Roberts was charged and the case moved slowly through the court system before reaching trial in November 2025. A jury convicted him on Nov. 20 of first-degree murder and stabbing in the commission of a felony after a three-day trial. On Feb. 25, 2026, Judge Stephen C. Mahan sentenced him to life in prison plus five years, the maximum sentence described in the city’s public announcement. Assistant Commonwealth’s Attorneys Thomas J. Wright and Gordon C. Ufkes prosecuted the case. Commonwealth’s Attorney Colin D. Stolle announced both the conviction and the sentence in separate releases that focused closely on the physical evidence and the brutality of the killing. Later media reports from the sentencing hearing said Roberts continued to maintain that he did not commit the crime.

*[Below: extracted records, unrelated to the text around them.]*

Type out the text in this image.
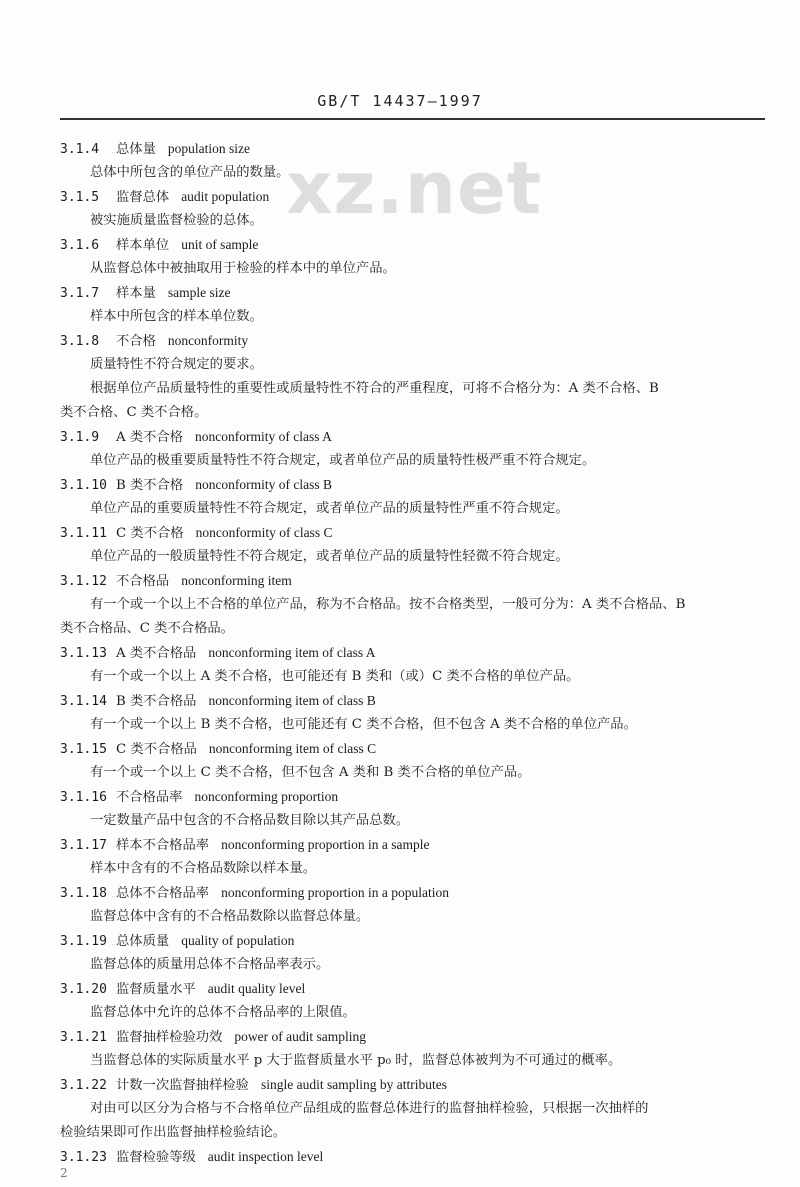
GB/T 14437—1997
xz.net
3.1.4 总体量 population size
总体中所包含的单位产品的数量。
3.1.5 监督总体 audit population
被实施质量监督检验的总体。
3.1.6 样本单位 unit of sample
从监督总体中被抽取用于检验的样本中的单位产品。
3.1.7 样本量 sample size
样本中所包含的样本单位数。
3.1.8 不合格 nonconformity
质量特性不符合规定的要求。
根据单位产品质量特性的重要性或质量特性不符合的严重程度，可将不合格分为：A 类不合格、B
类不合格、C 类不合格。
3.1.9 A 类不合格 nonconformity of class A
单位产品的极重要质量特性不符合规定，或者单位产品的质量特性极严重不符合规定。
3.1.10 B 类不合格 nonconformity of class B
单位产品的重要质量特性不符合规定，或者单位产品的质量特性严重不符合规定。
3.1.11 C 类不合格 nonconformity of class C
单位产品的一般质量特性不符合规定，或者单位产品的质量特性轻微不符合规定。
3.1.12 不合格品 nonconforming item
有一个或一个以上不合格的单位产品，称为不合格品。按不合格类型，一般可分为：A 类不合格品、B
类不合格品、C 类不合格品。
3.1.13 A 类不合格品 nonconforming item of class A
有一个或一个以上 A 类不合格，也可能还有 B 类和（或）C 类不合格的单位产品。
3.1.14 B 类不合格品 nonconforming item of class B
有一个或一个以上 B 类不合格，也可能还有 C 类不合格，但不包含 A 类不合格的单位产品。
3.1.15 C 类不合格品 nonconforming item of class C
有一个或一个以上 C 类不合格，但不包含 A 类和 B 类不合格的单位产品。
3.1.16 不合格品率 nonconforming proportion
一定数量产品中包含的不合格品数目除以其产品总数。
3.1.17 样本不合格品率 nonconforming proportion in a sample
样本中含有的不合格品数除以样本量。
3.1.18 总体不合格品率 nonconforming proportion in a population
监督总体中含有的不合格品数除以监督总体量。
3.1.19 总体质量 quality of population
监督总体的质量用总体不合格品率表示。
3.1.20 监督质量水平 audit quality level
监督总体中允许的总体不合格品率的上限值。
3.1.21 监督抽样检验功效 power of audit sampling
当监督总体的实际质量水平 p 大于监督质量水平 p₀ 时，监督总体被判为不可通过的概率。
3.1.22 计数一次监督抽样检验 single audit sampling by attributes
对由可以区分为合格与不合格单位产品组成的监督总体进行的监督抽样检验，只根据一次抽样的
检验结果即可作出监督抽样检验结论。
3.1.23 监督检验等级 audit inspection level
2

The public record that has been released shows why the case drew broad attention. It combined a violent killing, an attempt to conceal a body and a set of forensic findings that prosecutors presented as mutually reinforcing. The locked bedroom, the cut on Roberts’ hand, the shower detail, the knife with the broken tip, the shard recovered from Capps’ skull and the blood evidence inside and outside the home all became parts of one narrative. In a homicide case without a publicly described motive, those details mattered even more. They gave jurors a sequence of physical facts rather than a theory resting mainly on witness memory. They also helped explain why authorities described the sentence as the maximum available under the convictions returned by the jury.

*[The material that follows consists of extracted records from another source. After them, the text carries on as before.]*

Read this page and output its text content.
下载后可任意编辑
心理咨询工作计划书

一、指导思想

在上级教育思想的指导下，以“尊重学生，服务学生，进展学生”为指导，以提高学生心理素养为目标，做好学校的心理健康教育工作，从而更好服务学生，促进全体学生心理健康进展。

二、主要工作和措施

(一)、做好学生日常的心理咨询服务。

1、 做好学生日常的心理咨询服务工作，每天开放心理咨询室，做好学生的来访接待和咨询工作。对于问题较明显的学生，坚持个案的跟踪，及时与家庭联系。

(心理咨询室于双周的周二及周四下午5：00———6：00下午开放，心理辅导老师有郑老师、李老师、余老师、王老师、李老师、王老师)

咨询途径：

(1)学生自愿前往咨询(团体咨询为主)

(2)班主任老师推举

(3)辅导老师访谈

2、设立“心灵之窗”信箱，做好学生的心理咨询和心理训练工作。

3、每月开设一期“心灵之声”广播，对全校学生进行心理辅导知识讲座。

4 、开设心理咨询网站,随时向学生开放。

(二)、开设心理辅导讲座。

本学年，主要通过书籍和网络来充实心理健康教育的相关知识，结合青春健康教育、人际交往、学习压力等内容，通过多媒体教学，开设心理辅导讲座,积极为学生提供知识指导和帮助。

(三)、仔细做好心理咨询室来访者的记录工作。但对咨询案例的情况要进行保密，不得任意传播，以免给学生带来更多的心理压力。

Capps’ death also left a private loss that ran beneath the court record. Her obituary described her as a dedicated mother and wife who was deeply loved. That personal note stood in sharp contrast to the cold inventory of evidence introduced by prosecutors. The city’s releases do not list any additional hearings, and there is no public indication in those statements of further charges tied to the killing. As of now, the case stands with a conviction, a maximum sentence and a factual record built on what investigators said they found from the kitchen floor to the backyard toolbox.
Author note: Last updated March 25, 2026.